Il triathlon è uno sport aerobico, di resistenza che richiede lunghi tempi di apprendimento. La gara, divisa in tre frazioni continue, è, per certi versi, terribile. Si comincia con 1500 metri di nuoto in acque libere, “immaginate 200 persone che partono tutte insieme, è una specie di mattanza” illustra Angelo Fierro, ricercatore alla Facoltà di Scienze. Si prosegue con 40 km in bicicletta, “e non è consentito andare in scia, sei solo con te stesso”, interviene Dario. Si termina con la corsa su strada, “è la frazione più difficile di tutte, 10 chilometri da percorrere sulla stanchezza, si obbligano le gambe a compiere, all’improvviso, un movimento meccanico del tutto diverso”, afferma Alessandro. “Il triathlon appassiona e scoraggia. Cambi vita, devi seguire una certa disciplina, ti alleni anche la domenica mattina” puntualizza Dario. “La cosa bella di questo sport è che ti mette in contatto con tutto il tuo corpo, lo senti.
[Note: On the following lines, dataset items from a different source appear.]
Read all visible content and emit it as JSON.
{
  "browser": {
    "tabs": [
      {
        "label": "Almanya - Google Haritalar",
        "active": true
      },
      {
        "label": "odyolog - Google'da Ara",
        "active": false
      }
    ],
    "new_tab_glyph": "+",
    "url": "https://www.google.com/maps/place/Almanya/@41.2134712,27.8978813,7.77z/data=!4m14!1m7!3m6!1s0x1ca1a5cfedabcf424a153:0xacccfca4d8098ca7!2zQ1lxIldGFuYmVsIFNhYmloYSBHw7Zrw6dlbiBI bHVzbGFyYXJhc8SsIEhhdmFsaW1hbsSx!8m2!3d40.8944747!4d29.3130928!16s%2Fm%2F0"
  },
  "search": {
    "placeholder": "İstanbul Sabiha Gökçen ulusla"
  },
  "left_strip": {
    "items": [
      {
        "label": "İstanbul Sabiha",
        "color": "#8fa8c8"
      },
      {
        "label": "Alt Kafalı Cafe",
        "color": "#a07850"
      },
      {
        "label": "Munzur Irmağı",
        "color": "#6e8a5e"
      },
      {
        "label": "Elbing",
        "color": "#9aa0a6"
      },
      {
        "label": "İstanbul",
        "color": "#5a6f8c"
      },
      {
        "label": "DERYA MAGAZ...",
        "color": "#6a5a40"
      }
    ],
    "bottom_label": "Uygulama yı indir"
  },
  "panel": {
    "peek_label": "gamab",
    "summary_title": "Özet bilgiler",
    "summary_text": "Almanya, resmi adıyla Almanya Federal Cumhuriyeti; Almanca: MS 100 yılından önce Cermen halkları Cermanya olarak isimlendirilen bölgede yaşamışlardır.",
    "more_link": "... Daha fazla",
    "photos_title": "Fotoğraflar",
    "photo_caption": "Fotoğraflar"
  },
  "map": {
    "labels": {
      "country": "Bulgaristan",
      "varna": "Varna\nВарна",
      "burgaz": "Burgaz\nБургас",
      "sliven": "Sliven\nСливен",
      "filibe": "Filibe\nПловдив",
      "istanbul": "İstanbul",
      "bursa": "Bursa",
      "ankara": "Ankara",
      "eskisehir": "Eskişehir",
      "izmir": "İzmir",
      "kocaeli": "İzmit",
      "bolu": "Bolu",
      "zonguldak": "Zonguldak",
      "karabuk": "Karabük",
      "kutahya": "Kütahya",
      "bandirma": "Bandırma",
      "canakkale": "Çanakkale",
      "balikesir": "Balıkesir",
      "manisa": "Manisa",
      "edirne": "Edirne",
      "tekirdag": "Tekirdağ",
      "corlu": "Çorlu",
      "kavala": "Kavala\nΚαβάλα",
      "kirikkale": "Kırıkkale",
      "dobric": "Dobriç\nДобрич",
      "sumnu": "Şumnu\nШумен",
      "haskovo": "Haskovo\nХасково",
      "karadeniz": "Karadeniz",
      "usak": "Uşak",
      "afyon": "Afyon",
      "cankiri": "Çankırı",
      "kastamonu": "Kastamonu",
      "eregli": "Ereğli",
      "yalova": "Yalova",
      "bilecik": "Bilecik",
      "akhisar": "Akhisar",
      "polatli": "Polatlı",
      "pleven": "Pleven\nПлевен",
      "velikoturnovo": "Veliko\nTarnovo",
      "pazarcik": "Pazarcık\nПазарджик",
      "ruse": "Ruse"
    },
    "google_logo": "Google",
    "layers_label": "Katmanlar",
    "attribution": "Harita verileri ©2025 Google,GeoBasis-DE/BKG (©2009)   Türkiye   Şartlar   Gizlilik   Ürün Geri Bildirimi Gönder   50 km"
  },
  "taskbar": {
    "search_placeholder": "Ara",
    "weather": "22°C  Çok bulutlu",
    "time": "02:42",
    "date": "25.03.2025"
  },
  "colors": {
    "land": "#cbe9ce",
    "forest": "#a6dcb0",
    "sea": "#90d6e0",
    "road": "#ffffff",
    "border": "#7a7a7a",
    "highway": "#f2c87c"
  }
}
La prima gara che ho sostenuto, seppur con tante difficoltà, mi ha catturato”. E lo studio, si può conciliare con tutto ciò? “Siamo in regola con gli esami, almeno per ora”, rispondono. “Il nostro è uno sport altamente educativo perché insegna l’organizzazione. E’ una continua ricerca della perfezione, per la quale non guasta anche un po’ di autoesaltazione. Non tutti riescono a reggere, ma quelli che ce la fanno, dopo eccellono in tutto”, conclude con trasporto Fattori. Anche le ragazze sono presenti in questo sport, non in numero elevato ma con risultati anche superiori a quelli degli uomini. “L’Italia ha una delle nazionali femminili più forti e una nostra tesserata, la bolzanina Elke Innerebner, ha vinto a Pineto la gara nella categoria open’”, dice soddisfatto Fierro. Uno dei membri della squadra di triathlon della Canottieri, è uno studente di Ingegneria Informatica, si chiama Carmine Rozza e potrebbe essere nel novero degli atleti selezionati per partecipare agli Europei che si disputeranno in luglio ad Atene.